Three prominent YouTubers are heading to the White House to question the leader of the free world.
President Barack Obama will sit down for a Q&A with popular video bloggers Hank Green, Bethany Mota, and GloZell Green to answer questions about his administration’s agenda. The Q&A will be broadcast live on Jan. 22, two days after the president’s sixth State of the Union address.
.@BethanyMota, @HankGreen & @GloZell are interviewing the President next Thurs. Ask your Q’s with #YouTubeAsksObama → http://t.co/HWfsbGsbN2
— White House Archived (@ObamaWhiteHouse) January 15, 2015
Between the three of them, Green, Green, and Mota have more than 13.7 million subscribers. Hank Green’s portion of that figure only includes his Vlogbrothers channel, which he shares with his brother, the author John Green.

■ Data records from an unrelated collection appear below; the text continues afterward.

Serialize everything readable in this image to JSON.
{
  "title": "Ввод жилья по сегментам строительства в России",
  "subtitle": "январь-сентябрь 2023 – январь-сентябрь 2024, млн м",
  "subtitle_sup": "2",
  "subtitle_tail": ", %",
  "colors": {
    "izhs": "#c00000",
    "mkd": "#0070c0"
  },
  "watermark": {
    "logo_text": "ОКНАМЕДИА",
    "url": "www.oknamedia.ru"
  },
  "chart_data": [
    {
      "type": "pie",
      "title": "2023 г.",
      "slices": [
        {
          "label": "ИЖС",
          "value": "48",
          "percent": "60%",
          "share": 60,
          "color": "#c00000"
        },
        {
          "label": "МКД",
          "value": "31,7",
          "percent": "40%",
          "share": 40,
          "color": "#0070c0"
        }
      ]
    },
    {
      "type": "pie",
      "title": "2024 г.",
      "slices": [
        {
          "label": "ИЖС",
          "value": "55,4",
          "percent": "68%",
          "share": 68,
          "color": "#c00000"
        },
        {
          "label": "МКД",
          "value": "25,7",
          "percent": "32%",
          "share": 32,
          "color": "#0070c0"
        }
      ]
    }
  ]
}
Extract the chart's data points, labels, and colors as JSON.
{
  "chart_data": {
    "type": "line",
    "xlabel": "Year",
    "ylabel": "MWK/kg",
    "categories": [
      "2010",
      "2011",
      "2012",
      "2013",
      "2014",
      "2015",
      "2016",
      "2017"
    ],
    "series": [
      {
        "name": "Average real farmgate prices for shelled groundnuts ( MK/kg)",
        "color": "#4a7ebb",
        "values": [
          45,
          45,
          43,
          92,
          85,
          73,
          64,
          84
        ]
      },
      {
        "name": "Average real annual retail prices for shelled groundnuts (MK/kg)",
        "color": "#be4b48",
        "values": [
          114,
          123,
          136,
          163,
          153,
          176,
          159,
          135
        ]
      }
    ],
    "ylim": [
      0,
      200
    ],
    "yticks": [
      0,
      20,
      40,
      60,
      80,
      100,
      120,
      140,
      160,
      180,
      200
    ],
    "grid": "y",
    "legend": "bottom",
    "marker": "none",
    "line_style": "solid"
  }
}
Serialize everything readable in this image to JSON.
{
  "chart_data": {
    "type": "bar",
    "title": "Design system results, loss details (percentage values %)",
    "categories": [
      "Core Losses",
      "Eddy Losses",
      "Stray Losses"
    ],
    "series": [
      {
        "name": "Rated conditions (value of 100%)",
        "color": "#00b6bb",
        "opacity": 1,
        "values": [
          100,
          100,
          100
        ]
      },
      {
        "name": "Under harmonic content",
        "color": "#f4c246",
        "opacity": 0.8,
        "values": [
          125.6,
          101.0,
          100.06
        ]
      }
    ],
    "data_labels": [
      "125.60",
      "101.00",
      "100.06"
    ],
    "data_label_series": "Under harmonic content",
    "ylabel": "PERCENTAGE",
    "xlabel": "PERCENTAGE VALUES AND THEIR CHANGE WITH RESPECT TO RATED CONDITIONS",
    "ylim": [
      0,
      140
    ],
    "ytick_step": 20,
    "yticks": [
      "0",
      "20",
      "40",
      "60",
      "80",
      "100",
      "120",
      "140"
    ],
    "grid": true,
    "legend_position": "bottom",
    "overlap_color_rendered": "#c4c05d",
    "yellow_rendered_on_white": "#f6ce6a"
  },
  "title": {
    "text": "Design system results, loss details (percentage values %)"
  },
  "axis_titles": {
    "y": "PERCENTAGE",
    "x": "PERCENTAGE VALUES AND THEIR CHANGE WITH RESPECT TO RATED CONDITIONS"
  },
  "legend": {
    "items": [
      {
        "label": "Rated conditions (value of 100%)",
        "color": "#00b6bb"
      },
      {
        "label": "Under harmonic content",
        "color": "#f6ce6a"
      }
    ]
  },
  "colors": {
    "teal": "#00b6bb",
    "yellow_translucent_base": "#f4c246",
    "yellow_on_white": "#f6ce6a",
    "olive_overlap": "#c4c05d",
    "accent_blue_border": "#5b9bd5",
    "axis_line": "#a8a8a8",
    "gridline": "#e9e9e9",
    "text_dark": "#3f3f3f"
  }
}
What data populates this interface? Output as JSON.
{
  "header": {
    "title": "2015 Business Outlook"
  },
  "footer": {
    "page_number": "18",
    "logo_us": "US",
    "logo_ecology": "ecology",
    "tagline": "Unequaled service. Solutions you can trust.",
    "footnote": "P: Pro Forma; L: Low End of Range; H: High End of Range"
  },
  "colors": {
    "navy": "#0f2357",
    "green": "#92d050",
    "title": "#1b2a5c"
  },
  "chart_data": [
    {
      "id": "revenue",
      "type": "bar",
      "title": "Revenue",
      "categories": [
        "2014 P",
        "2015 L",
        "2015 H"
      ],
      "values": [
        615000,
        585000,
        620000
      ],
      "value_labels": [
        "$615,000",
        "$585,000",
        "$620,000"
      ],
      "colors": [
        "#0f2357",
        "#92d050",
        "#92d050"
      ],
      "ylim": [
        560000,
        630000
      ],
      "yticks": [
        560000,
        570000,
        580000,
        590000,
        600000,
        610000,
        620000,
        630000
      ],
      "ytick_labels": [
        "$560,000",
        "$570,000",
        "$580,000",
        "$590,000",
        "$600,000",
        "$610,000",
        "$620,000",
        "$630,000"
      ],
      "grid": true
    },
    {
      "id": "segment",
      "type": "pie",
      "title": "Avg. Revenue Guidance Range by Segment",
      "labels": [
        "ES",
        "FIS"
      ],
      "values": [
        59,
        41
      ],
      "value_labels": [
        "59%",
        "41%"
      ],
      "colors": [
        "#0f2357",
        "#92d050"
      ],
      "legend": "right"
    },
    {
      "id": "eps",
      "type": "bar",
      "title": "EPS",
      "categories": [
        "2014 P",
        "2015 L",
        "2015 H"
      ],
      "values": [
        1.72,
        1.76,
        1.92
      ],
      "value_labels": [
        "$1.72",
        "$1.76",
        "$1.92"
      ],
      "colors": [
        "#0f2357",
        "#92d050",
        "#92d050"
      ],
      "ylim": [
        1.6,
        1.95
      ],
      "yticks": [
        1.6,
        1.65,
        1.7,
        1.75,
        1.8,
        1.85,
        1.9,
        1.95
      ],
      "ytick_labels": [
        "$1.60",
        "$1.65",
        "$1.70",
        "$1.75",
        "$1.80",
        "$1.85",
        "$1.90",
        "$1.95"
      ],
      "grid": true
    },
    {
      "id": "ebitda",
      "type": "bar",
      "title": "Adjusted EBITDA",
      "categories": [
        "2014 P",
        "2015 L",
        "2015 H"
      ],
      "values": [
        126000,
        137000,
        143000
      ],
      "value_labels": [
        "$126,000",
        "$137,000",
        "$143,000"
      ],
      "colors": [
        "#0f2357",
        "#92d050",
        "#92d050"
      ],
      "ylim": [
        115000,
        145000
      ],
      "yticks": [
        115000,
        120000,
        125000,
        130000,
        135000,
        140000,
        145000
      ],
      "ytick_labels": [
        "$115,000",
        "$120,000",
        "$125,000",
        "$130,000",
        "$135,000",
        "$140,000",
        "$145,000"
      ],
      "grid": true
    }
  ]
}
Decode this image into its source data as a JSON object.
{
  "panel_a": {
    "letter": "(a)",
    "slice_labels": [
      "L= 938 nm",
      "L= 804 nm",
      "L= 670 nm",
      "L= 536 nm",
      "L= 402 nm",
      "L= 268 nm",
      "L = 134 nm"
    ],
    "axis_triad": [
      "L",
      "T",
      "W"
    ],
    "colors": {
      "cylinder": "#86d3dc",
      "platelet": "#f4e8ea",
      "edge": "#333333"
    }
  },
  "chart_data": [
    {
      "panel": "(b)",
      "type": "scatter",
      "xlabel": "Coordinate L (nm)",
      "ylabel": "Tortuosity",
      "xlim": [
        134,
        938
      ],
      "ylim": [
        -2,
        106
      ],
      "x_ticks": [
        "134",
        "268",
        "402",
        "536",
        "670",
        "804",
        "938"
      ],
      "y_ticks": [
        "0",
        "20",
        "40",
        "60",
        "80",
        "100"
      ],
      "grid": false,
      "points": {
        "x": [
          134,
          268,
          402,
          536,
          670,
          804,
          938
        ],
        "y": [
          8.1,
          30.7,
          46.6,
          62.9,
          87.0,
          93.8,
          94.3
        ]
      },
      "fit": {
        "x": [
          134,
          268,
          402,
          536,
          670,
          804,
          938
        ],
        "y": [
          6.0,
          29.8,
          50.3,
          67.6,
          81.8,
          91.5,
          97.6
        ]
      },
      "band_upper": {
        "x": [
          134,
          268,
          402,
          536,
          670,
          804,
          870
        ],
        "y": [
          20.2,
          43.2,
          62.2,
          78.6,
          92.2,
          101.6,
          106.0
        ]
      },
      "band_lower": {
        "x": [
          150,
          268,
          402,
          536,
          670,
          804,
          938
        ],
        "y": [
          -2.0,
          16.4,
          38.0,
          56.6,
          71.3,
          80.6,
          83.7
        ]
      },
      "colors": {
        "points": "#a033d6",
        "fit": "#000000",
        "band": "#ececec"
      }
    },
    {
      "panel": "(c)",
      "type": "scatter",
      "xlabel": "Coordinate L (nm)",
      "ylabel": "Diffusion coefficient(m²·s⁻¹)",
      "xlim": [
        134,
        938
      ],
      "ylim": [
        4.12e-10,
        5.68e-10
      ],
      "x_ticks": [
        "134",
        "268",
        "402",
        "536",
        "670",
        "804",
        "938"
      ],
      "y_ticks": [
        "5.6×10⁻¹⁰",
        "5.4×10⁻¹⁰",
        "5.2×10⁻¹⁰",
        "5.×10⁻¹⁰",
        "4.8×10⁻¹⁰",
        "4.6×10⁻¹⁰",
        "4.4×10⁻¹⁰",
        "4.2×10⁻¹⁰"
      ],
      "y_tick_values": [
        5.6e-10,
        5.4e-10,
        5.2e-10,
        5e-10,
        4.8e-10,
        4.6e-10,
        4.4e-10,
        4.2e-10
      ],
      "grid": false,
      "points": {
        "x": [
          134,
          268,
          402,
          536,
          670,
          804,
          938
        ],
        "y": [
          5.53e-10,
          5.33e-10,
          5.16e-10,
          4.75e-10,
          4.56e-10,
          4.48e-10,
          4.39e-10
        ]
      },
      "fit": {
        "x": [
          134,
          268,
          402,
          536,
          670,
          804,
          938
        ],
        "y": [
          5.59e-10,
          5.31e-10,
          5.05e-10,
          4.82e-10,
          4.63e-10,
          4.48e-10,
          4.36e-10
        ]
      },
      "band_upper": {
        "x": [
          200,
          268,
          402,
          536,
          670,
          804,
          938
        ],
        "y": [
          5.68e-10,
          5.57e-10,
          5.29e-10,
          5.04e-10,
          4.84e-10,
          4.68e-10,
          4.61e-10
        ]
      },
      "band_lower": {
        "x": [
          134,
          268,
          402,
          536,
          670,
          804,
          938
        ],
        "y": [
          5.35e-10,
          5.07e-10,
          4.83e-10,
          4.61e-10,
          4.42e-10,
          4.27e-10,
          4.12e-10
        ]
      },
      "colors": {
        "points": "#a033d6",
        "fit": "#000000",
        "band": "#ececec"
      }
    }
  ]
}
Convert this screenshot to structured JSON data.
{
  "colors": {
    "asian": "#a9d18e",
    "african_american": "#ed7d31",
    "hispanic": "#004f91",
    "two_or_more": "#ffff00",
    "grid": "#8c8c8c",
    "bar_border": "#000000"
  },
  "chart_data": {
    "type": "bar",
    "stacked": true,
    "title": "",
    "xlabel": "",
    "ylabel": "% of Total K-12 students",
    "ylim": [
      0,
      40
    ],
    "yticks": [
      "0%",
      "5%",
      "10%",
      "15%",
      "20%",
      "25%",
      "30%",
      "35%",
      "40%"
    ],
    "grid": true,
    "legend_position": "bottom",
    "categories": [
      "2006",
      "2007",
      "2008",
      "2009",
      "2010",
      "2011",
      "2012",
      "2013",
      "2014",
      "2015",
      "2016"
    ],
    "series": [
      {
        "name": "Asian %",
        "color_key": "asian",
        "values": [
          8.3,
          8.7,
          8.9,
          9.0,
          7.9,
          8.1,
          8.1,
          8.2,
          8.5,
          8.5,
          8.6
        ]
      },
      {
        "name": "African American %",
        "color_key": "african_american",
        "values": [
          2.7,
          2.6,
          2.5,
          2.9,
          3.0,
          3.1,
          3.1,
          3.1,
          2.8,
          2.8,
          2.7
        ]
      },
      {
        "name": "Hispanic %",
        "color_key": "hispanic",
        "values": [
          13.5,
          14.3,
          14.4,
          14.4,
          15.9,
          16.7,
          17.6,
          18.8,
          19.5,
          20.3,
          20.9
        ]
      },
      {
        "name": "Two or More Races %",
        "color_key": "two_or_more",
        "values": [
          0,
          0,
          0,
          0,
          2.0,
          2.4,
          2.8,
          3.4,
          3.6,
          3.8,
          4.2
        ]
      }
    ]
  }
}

John Green has asked President Obama a question before, but that was during one of the administration’s first-ever Google+ Hangouts. In the Google blog post announcing the Q&A, News Lab Director Steve Grove noted that YouTube and Google are “doing something we’ve never done before.”
Hank Green, who once dreamed about meeting President Bush in college, didn’t try to hide how nervous he was at the thought of meeting Obama.
“Does this terrify me? Yes,” he wrote on Tumblr. “But it’s also not the kind of thing you say ‘no’ to.”
From the looks of the promotional video, all of the YouTubers already have some idea of what they want to ask Obama. They’re closely attuned to their viewers and understand the issues that concern them. Their audience skews young, making them exactly the people President Obama wants to reach as he considers his agenda for his last two years in office.
In an effort to be as prepared as possible, Green asked Twitter for more suggestions and a bigger perspective on the experience.
@WhiteHouse @BethanyMota @hankgreen Thank you xoxo – GloZell
— GloZell Green (@GloZell) January 15, 2015
Hey so *nervous cough* I’m interviewing President Obama at the @Whitehouse next week. Any questions you want I should ask? #YouTubeAsksObama
— Hank Green (@hankgreen) January 15, 2015
Each YouTube star will get a five- to 10-minute session with the president. You can submit your question for one of the three sessions by tweeting with the hashtag #YouTubeAsksObama.